Das Journalisten-Buch zu 25 Jahren Einheit: „Die unvollendete Revolution“
„Hören Sie auf, uns zu belehren!“ ist das Editorial meines Buchs „Die unvollendete Revolution“ überschrieben. Die Überschrift nimmt einen Satz auf, den ich in unzähligen Leserbriefen lesen und vielen Gesprächen im Osten hören musste – und der den Westdeutschen traf: „Hören Sie auf, uns zu belehren!“
Schon sind wir mittendrin im Missverstehen: Was der eine als „Belehrung“ empfindet, ist für den anderen einfach eine Erklärung oder eine Tatsache, die man belegen kann – eben nichts, was Missfallen oder gar Aufregung lohnte. 2004 sagte dennoch Hans-Joachim Maaz, der Psychotherapeut aus Halle:
„Auf keinen Fall kann der Westdeutsche der Therapeut sein.“ Ein Therapeut müsse bereit sein, zuzuhören, zu verstehen und sich einzufühlen und nicht von vornherein belehren.
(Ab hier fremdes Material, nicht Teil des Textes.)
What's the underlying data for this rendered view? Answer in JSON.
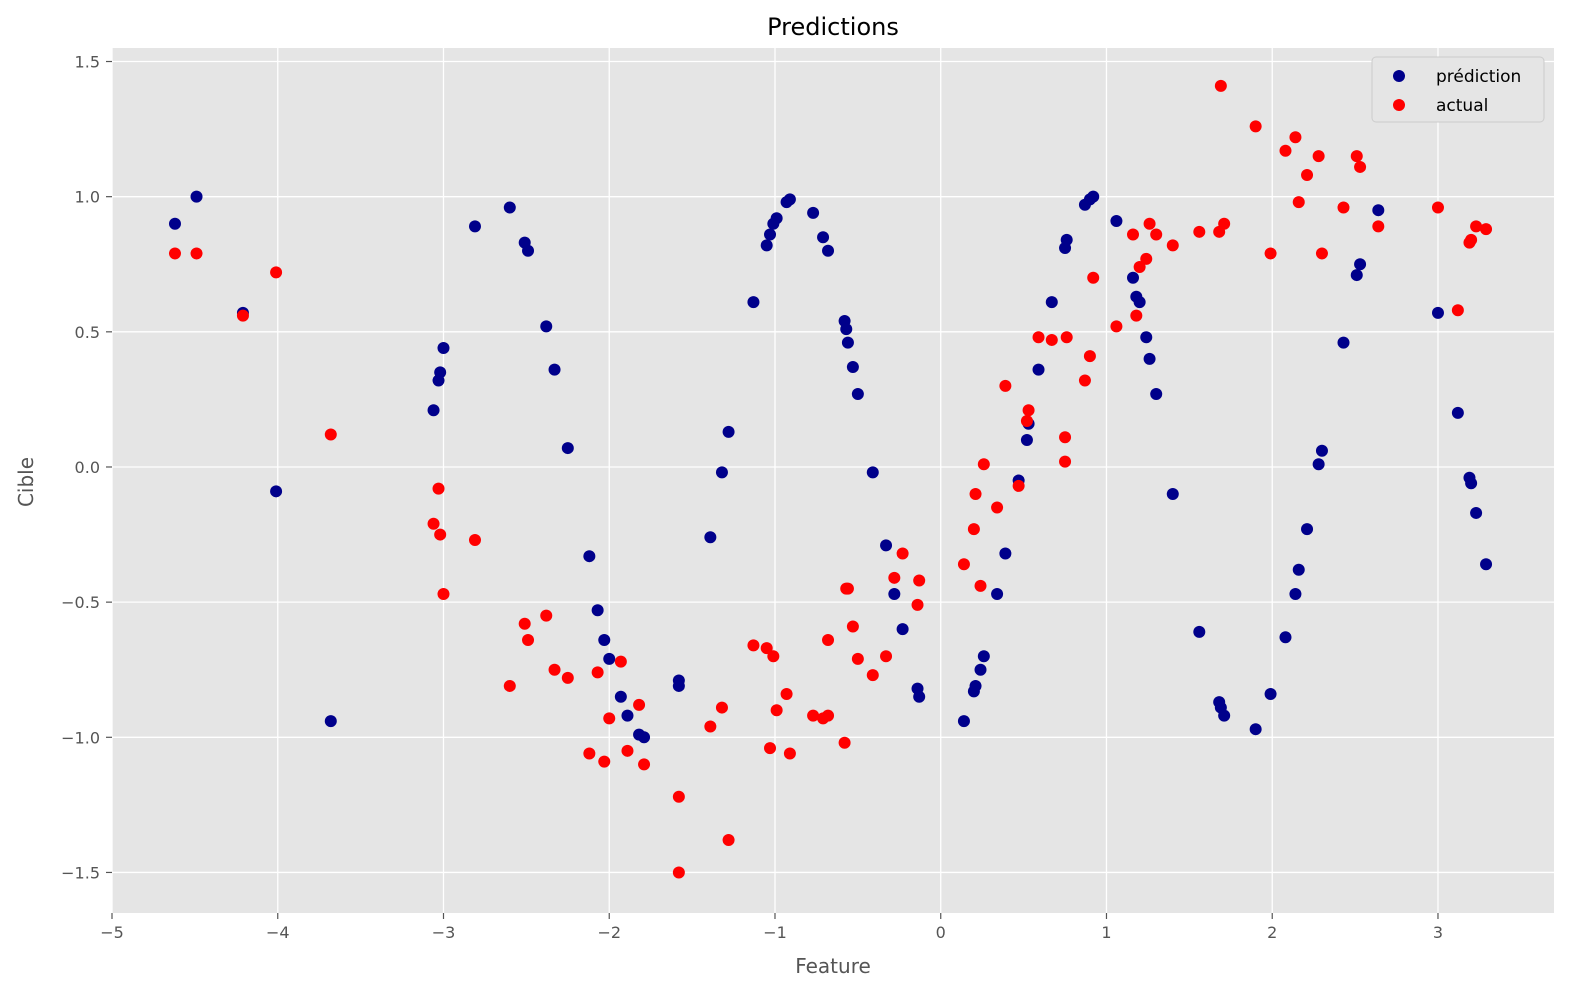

„Die unvollendete Revolution“ geht der Frage auf den Grund:
o Warum fühlen sich so viele im Land der Revolution als Verlierer?
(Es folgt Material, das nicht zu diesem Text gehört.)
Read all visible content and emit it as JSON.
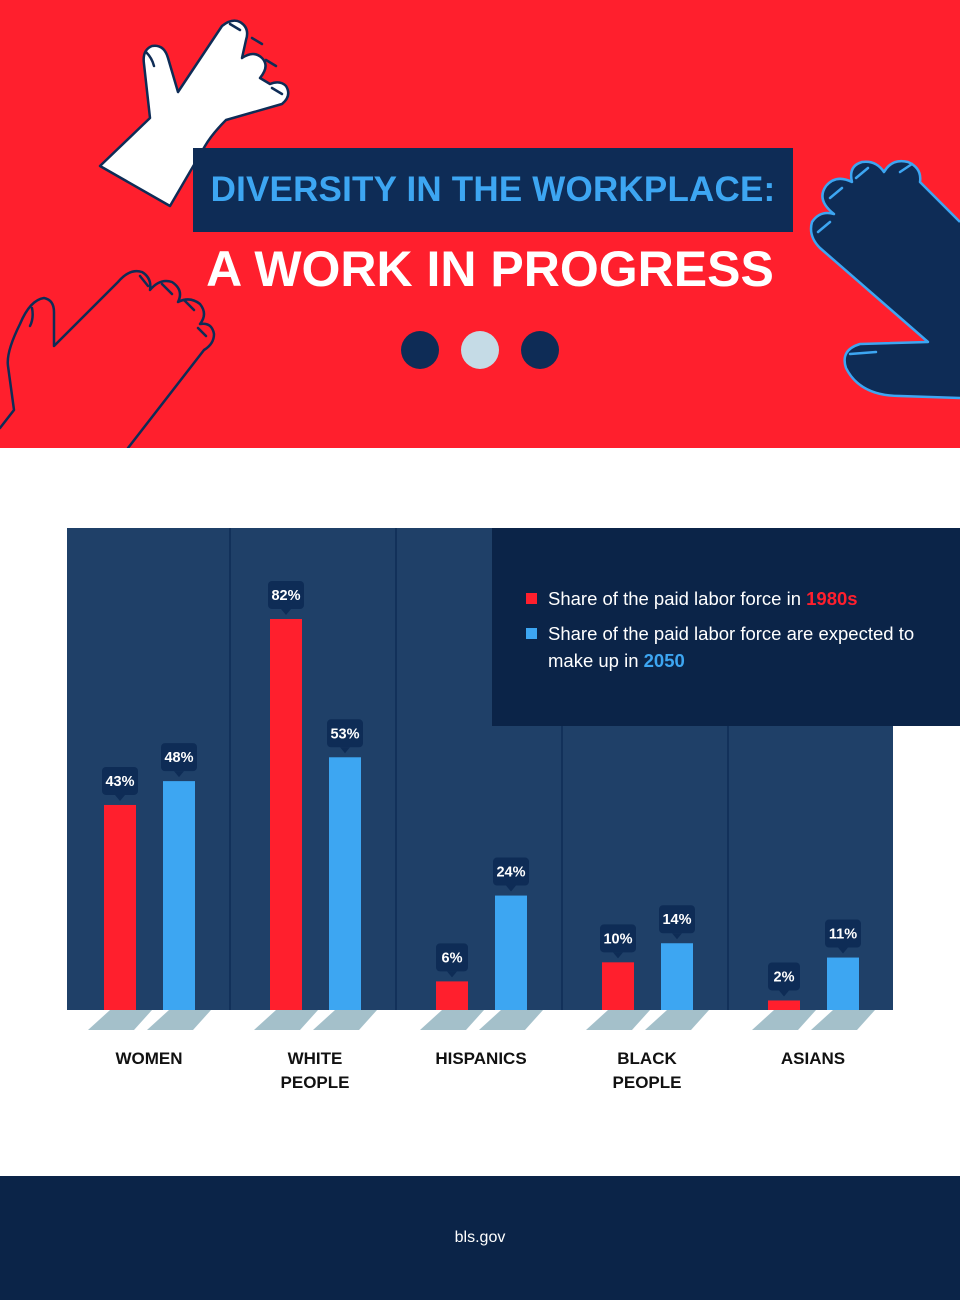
{
  "header": {
    "title_line1": "DIVERSITY IN THE WORKPLACE:",
    "title_line2": "A WORK IN PROGRESS"
  },
  "icons": [
    "hand-outline-icon-white",
    "hand-outline-icon-red",
    "hand-filled-icon-navy"
  ],
  "colors": {
    "header_bg": "#ff1f2d",
    "navy": "#0e2c56",
    "plot_bg": "#1f4068",
    "series_1980s": "#ff1f2d",
    "series_2050": "#3da6f2",
    "base_shadow": "#a4c0ca"
  },
  "legend": {
    "item1_prefix": "Share of the paid labor force in ",
    "item1_highlight": "1980s",
    "item2_prefix": "Share of the paid labor force are expected to make up in ",
    "item2_highlight": "2050"
  },
  "chart_data": {
    "type": "bar",
    "categories": [
      [
        "WOMEN"
      ],
      [
        "WHITE",
        "PEOPLE"
      ],
      [
        "HISPANICS"
      ],
      [
        "BLACK",
        "PEOPLE"
      ],
      [
        "ASIANS"
      ]
    ],
    "series": [
      {
        "name": "Share of the paid labor force in 1980s",
        "values": [
          43,
          82,
          6,
          10,
          2
        ],
        "labels": [
          "43%",
          "82%",
          "6%",
          "10%",
          "2%"
        ]
      },
      {
        "name": "Share of the paid labor force are expected to make up in 2050",
        "values": [
          48,
          53,
          24,
          14,
          11
        ],
        "labels": [
          "48%",
          "53%",
          "24%",
          "14%",
          "11%"
        ]
      }
    ],
    "ylim": [
      0,
      100
    ],
    "unit": "%",
    "legend_position": "top-right",
    "grid": false
  },
  "footer": {
    "source": "bls.gov"
  }
}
o Warum geben sie den Westdeutschen – aus ihrer Perspektive: den Gewinnern der Einheit – die Schuld an ihrer Depression?
o Und warum ist die Mauer der Vorurteile und Abneigung zwischen Ost und West – nach einem Vierteljahrhundert Einheit – so hoch wie nie zuvor?
o Schließlich: Wie geht es weiter?
Reinhard Höppner sprach von der Mauer aus Beton, die durch eine aus Vorurteilen ersetzt worden ist. Höppner (SPD) regierte Sachsen-Anhalt acht Jahre lang mit Duldung der PDS, den Nachfolgern der SED. „Gegen eine Wand aus Vorurteilen hilft kein Passierscheinabkommen. Da brauchen wir das Erzählen der vielfältigen Erfahrungen und den Streit über unterschiedliche Meinungen“, urteilte er über den heftigsten Ost-West-Streit, die Magdeburger Töpfchen-Debatte von 1999, ausgelöst durch den Fremdenhass der DDR-Nachkommen. Von der Töpfchen-Debatte erzählt das Buch ausführlich.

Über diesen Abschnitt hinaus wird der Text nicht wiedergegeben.